Pokaż odpowiedzi: Chronologicznie | Od najwyższej oceny
143 wyświetlenia
Odpowiedzpodzielimy się na kilka planów zdjęciowych zlokalizowanych obok siebie, żeby nie było tak że jedna modelka, do niej kolejka fotografów, a inne modelki stoją...
będzie kilka planów zdjęciowych realizowanych równolegle, będziemy się zamieniać, przemieszczać , tasować ;) damy radę
jak podaje Kancelaria Prezydencka, prawdopodobne jest że w niedziele będą uroczystości pogrzebowe pary prezydenckiej. Co wtedy z naszym spotkaniem?
Ano właśnie... żałoba się co prawda skończy, ale uroczystości pogrzebowe też do najweselszych nie należą... co teraz?
uczcimy minutą ciszy ...no może dwoma , i tak tego nikt juz nie zmieni ... stało się ...
Jej, jaka tu "profeszional" organizacja :P. Naprawdę aż tyle osób ma być, że bez identyfikatorów się pogubicie?Na Krakowskich zlotach nie potrzeba nam było czegoś takiego, żeby się znaleźć bez problemów ;d
raisha - w krakowie bylo juz kilka zlotow tam juz ludzie sie znaja troche wiec nie potrzeba im identyfikatorow ;) nam sie przydadza napewno ;)

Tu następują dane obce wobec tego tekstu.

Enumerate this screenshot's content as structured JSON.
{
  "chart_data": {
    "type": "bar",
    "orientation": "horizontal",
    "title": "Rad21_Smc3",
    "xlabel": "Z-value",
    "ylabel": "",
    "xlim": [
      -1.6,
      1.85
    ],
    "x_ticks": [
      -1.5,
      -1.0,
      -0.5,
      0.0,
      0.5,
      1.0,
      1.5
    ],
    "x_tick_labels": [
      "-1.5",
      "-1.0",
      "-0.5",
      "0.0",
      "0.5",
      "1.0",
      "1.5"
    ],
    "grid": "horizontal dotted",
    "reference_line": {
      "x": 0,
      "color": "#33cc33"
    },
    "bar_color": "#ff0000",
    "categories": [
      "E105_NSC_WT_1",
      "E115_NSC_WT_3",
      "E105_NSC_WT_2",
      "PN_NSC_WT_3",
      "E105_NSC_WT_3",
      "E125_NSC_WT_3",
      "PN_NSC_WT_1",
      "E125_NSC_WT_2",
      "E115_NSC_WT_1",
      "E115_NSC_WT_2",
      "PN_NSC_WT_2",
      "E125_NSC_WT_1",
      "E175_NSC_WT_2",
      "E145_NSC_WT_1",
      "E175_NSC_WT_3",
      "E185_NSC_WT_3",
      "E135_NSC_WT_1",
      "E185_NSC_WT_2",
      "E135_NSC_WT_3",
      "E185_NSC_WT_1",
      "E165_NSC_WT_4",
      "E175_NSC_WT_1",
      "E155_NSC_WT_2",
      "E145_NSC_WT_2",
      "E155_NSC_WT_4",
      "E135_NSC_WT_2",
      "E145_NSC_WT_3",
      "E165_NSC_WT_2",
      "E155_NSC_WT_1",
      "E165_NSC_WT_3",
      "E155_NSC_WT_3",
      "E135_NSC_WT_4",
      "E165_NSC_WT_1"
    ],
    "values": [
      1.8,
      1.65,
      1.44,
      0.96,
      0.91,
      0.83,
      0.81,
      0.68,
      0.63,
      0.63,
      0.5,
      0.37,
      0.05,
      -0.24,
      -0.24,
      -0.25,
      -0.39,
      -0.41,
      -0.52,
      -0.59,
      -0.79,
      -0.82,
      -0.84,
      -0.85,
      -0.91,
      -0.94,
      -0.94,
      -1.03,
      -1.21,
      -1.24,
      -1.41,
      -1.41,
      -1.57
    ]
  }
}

co do Załoby i pogrzebu, trudno no nie odwołamy juz tak nakręconego spotkania bo kolejne nie wiadomo kiedy by wypalilo, wiec jak bedzie trzeba to 2 minuty ciszy uczcimy to wydarzenie jak nalezy i mysle ze bedzie wporzadku :)
co do grup tak owszem inaczej tego nie widze jak dzialanie w grupach max po 15-20 osob...
juz tu z kolega Bartkiem wczoraj na priv pisalem jak to trzeba zoorganizwoac ;)
2-3 modelki + 10-15 fotografow jedna grupa...i takich grup o ile dopisze frekwenscj mysle ze z 5-6...oczywiscie niedaleko siebie a nie ze jedni ida sobie gdzies i Sluch po nich ginie...
dokładnie Liniepapilarne , za daleko nie mozna odchodzic bo się ktoś zgubi jeszcze i będzie trzeba akcje poszukiwawcza zorganizowac:D
nie chodzi o to ze sie zgubi :) :P tylko o to ze niedaleko siebie zeby grupy dzialaly...zeby mozna bylo zrobic przegrupowanie czy byc w stalym kontakcie...
E tam, na każdym zlocie ktoś nowy jest i tylko się wydaje, że wszyscy się znają. A z odnajdywaniem nie było problemów ;). Bo z identyfikatorem łazić to trochę, jak to się mówi, "siara" ;)
No mi też się te indentyfikatory nie widzą. W ostateczności zawsze można zawołać "ej ty który trzymasz aparat z dużym obiektywem, zrobisz mi zdjęcie?" lub "czy ty przepiękna blondynko nie zechciałabyś mi zapozować?" więc myślę, że nie są potrzebne.
Bardziej mnie interesuje gdzie ten plener chcecie zrobić. Na rynku się spotykamy, a później idziemy robić zdjęcia gdzie?